As I walked the hallways and spoke to students, I could sense a range of emotions: sadness, disbelief, and fear of the unknown. I walked down the hall to find the four young women who I have worked with most closely: Ruby, Anna, Denise and Jenny. Ruby and Jenny are Black and Denise and Anna are Latina. All four young women have been leaders in their respective youth-led spaces: a dance team, a film club, and a youth activism group. Each had been on a journey for the past two years, trying to articulate and achieve their dreams. Now their future looked uncertain, through no fault of their own.

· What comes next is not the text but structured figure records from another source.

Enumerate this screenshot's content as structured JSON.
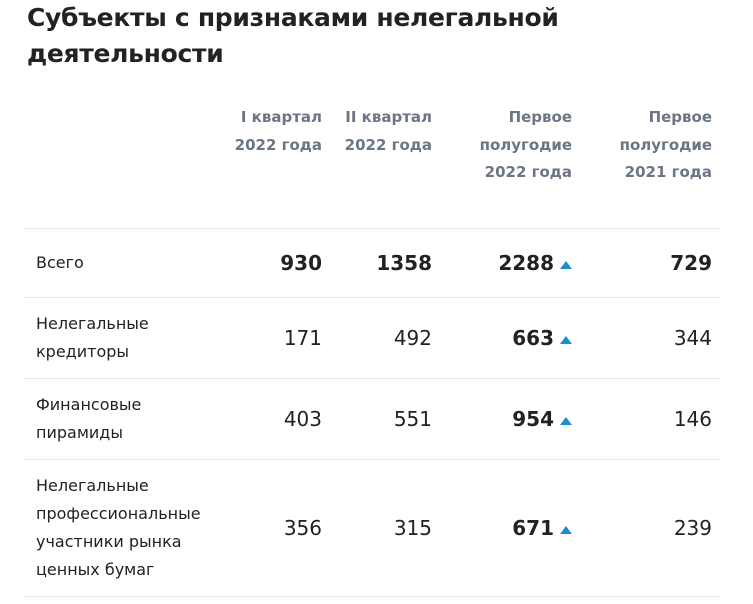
{
  "title": "Субъекты с признаками нелегальной деятельности",
  "accent_color": "#1a8fd0",
  "columns": [
    "",
    "I квартал 2022 года",
    "II квартал 2022 года",
    "Первое полугодие 2022 года",
    "Первое полугодие 2021 года"
  ],
  "rows": [
    {
      "label": "Всего",
      "q1": "930",
      "q2": "1358",
      "h1_2022": "2288",
      "h1_2021": "729",
      "trend": "up"
    },
    {
      "label": "Нелегальные кредиторы",
      "q1": "171",
      "q2": "492",
      "h1_2022": "663",
      "h1_2021": "344",
      "trend": "up"
    },
    {
      "label": "Финансовые пирамиды",
      "q1": "403",
      "q2": "551",
      "h1_2022": "954",
      "h1_2021": "146",
      "trend": "up"
    },
    {
      "label": "Нелегальные профессиональные участники рынка ценных бумаг",
      "q1": "356",
      "q2": "315",
      "h1_2022": "671",
      "h1_2021": "239",
      "trend": "up"
    }
  ]
}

Anna’s father is in jail for being undocumented and she was frightened to think about what might happen to him. “It’s weird,” she told me, “to know that the president doesn’t like us.” She was referring to how President-Elect Trump had othered Black and Brown people throughout his campaign. Later she noted that receiving an award from President Trump would not be the same as receiving it from President Obama, whose genuine affection she did not doubt. Denise, for her part, was trying to unpack how and why it could have happened; she and I discussed the misogyny and racism that had permeated the campaign. Ruby was disappointed, but I remembered how matter-of-factly she had stated a few weeks prior: “well, we know Donald Trump hates Black people.” Another young woman, Kelly, who had recently converted to Islam was profoundly disturbed by the idea that she and many other students in our school would be counted and labeled.

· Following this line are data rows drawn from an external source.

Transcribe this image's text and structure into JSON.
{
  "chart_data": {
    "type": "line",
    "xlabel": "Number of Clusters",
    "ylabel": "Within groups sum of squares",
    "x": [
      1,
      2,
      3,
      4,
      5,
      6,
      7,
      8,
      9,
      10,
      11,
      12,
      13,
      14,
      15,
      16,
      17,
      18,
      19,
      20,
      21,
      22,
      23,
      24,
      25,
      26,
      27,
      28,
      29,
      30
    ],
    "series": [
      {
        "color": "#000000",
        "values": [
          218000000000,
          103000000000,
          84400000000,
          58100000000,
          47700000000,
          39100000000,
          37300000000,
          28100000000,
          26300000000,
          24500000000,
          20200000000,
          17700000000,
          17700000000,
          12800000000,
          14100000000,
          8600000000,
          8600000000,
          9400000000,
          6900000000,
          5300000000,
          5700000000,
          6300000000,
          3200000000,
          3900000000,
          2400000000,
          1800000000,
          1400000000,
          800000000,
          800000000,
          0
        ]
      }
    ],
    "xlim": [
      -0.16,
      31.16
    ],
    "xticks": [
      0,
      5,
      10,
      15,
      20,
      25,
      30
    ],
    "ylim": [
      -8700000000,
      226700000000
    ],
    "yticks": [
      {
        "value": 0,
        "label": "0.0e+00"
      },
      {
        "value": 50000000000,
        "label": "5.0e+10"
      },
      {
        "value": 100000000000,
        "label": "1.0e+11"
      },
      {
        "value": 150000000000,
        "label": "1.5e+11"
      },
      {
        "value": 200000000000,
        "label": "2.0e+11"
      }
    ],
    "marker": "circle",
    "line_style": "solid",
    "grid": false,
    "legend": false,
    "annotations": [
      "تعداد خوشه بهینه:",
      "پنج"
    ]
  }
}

As we talked, I realized it was the first time that I wasn’t able to confidently tell my students that they would be okay: because I was (and still am) completely unsure. Instead, we discussed how young people of color in Trump’s America would have to work ten times harder, to be vigilant and to continue to draw on their families, communities, and peers for support. On the bus ride home, I cried. I was scared that my students would be further marginalized, that the justice system would double down on extreme sentencing and punitive measures, and that their Black and Brown bodies would be more vulnerable than ever because this horrifying election had emboldened a kind of hatred that had until recently been on the fringes of American society. I cried because the America I had wanted for them—for us—was slipping away.